I pushed If You Could Be Mine on a self-conscious, self-critical, self-described “loner” from a conservative family. She read it twice in one night. She was changed. That summer she corresponded with the author, Sara Farizan, and gained the confidence to come out for the first time to her parents. She took over as president of the school’s GSA and as a peer mentor. She has become outspoken, bold, and brighter.

I did more good for all of those students by pushing books across their desks than I did in all of my lesson-planning and teaching. Pushing books matters.


I can’t tuck cheesy little inspirational notes into every single backpack, so I tuck them into the books I write, instead. Make good choices! You can do it! Be kind! Be yourself! It helps me worry a little bit less.
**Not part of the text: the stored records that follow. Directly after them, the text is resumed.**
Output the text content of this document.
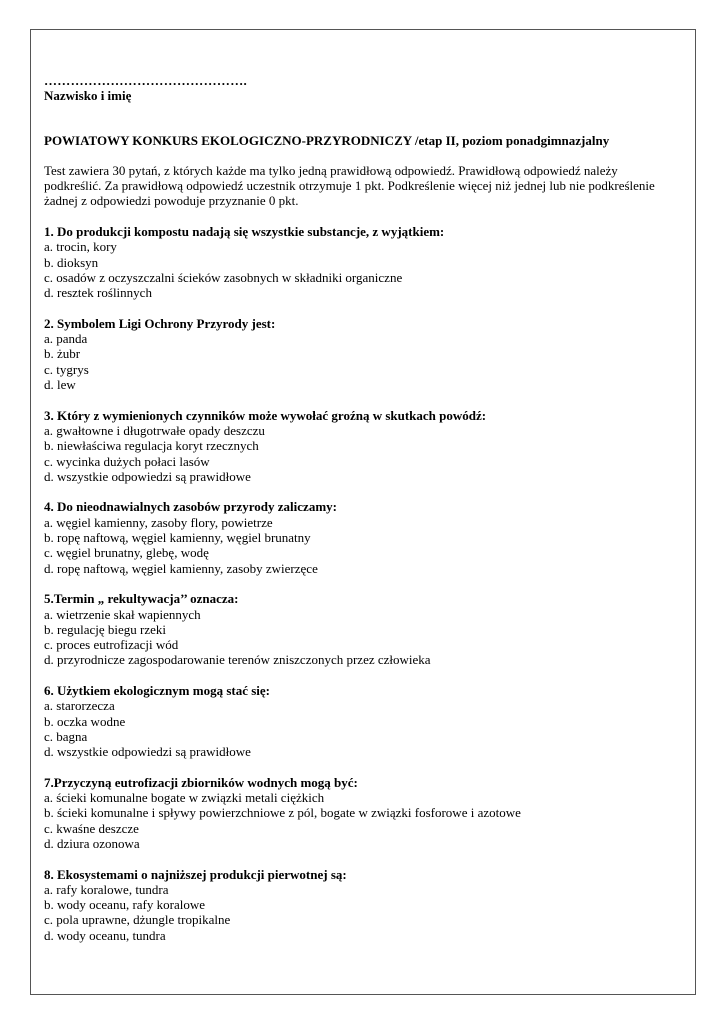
……………………………………….
Nazwisko i imię
POWIATOWY KONKURS EKOLOGICZNO-PRZYRODNICZY /etap II, poziom ponadgimnazjalny
Test zawiera 30 pytań, z których każde ma tylko jedną prawidłową odpowiedź. Prawidłową odpowiedź należy
podkreślić. Za prawidłową odpowiedź uczestnik otrzymuje 1 pkt. Podkreślenie więcej niż jednej lub nie podkreślenie
żadnej z odpowiedzi powoduje przyznanie 0 pkt.
1. Do produkcji kompostu nadają się wszystkie substancje, z wyjątkiem:
a. trocin, kory
b. dioksyn
c. osadów z oczyszczalni ścieków zasobnych w składniki organiczne
d. resztek roślinnych
2. Symbolem Ligi Ochrony Przyrody jest:
a. panda
b. żubr
c. tygrys
d. lew
3. Który z wymienionych czynników może wywołać groźną w skutkach powódź:
a. gwałtowne i długotrwałe opady deszczu
b. niewłaściwa regulacja koryt rzecznych
c. wycinka dużych połaci lasów
d. wszystkie odpowiedzi są prawidłowe
4. Do nieodnawialnych zasobów przyrody zaliczamy:
a. węgiel kamienny, zasoby flory, powietrze
b. ropę naftową, węgiel kamienny, węgiel brunatny
c. węgiel brunatny, glebę, wodę
d. ropę naftową, węgiel kamienny, zasoby zwierzęce
5.Termin „ rekultywacja’’ oznacza:
a. wietrzenie skał wapiennych
b. regulację biegu rzeki
c. proces eutrofizacji wód
d. przyrodnicze zagospodarowanie terenów zniszczonych przez człowieka
6. Użytkiem ekologicznym mogą stać się:
a. starorzecza
b. oczka wodne
c. bagna
d. wszystkie odpowiedzi są prawidłowe
7.Przyczyną eutrofizacji zbiorników wodnych mogą być:
a. ścieki komunalne bogate w związki metali ciężkich
b. ścieki komunalne i spływy powierzchniowe z pól, bogate w związki fosforowe i azotowe
c. kwaśne deszcze
d. dziura ozonowa
8. Ekosystemami o najniższej produkcji pierwotnej są:
a. rafy koralowe, tundra
b. wody oceanu, rafy koralowe
c. pola uprawne, dżungle tropikalne
d. wody oceanu, tundra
It helps me remember that what I do matters, too.

When you suggest a good book, post about one on a blog, push one across a desk, or read one to your kids—it matters. Push books. My students need those books. My sons need those books. The world needs those readers.

To all my fellow book-pushers out there, what you do matters. With each push you make a difference, you make a brighter world, you make a reader. Keep pushing.